Elbette bu senaryoyu teyit eden bir bilgi yok. Sadece bir iki işaretten söz edilebilir: Biden yönetimi, Donald Trump döneminde Suriye’nin kuzeybatısındaki petrol sahalarında çalışması için Delta Crescent Energy adlı şirketi Sezar yaptırımlarından koruyan muafiyetin süresini uzatmadı. Bir ihtimale göre Biden, Ruslarla Suriye’de çalışmanın yolunu açmak için petrole bekçilik misyonuna nokta koydu. Zaten benimsediği bir politika değildi. İkincisi bununla Türkiye’nin “Kürt devletinin alt yapısı oluşturuluyor” eleştirisini ve Yarubiye kapısına ilişkin itirazını geriletmek istiyor.
Petrol kuyularının Amerikan desteğiyle SDG’nin eline geçmesi, Moskova ve Şam’ın Kürtlere bakışını da dramatik bir şekilde değiştirmişti. Şam’la müzakerelerin önündeki en önemli engel Kürtlerin ABD ile ortaklığı ve buna bağlı olarak Suriye’nin petrol ve tahıl ambarlarından mahrum bırakılması. Fakat Yarubiye kapısı ve petrolün kontrolü ile ilgili statü değişikliği ABD, Rusya ve Türkiye üçgeninde taşları yerinden oynatabilir.

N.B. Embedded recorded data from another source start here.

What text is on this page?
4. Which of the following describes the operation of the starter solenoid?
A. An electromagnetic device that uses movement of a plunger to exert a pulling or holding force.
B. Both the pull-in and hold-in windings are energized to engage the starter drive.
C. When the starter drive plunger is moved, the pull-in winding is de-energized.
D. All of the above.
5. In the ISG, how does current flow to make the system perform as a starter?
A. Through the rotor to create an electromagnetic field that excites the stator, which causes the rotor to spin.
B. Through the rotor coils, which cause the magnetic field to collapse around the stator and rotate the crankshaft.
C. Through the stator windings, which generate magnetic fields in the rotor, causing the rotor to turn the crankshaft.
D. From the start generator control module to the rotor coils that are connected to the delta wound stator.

Büyük çıkarımlar için erken. ABD’nin Şam’la normalleşme için 2254 sayılı karar çerçevesinde siyasi çözümün ilerletilmesi şartı yerli yerinde dursa da son Putin-Biden karşılaşmasında bir kırılma kendini hissettirdi. Biden, “Bana Suriye Devlet Başkanı ile sorun yaşamaya devam etmenin neden önemli olduğunu düşündüğümü sordular. Çünkü uluslararası bir normu ihlal ediyor dedim, adı Kimyasal Silahlar Anlaşması deniliyor.” ifadelerini kullandı. Bu yanıt, Esad’a yönelik koşulların değiştiğini gösteriyor.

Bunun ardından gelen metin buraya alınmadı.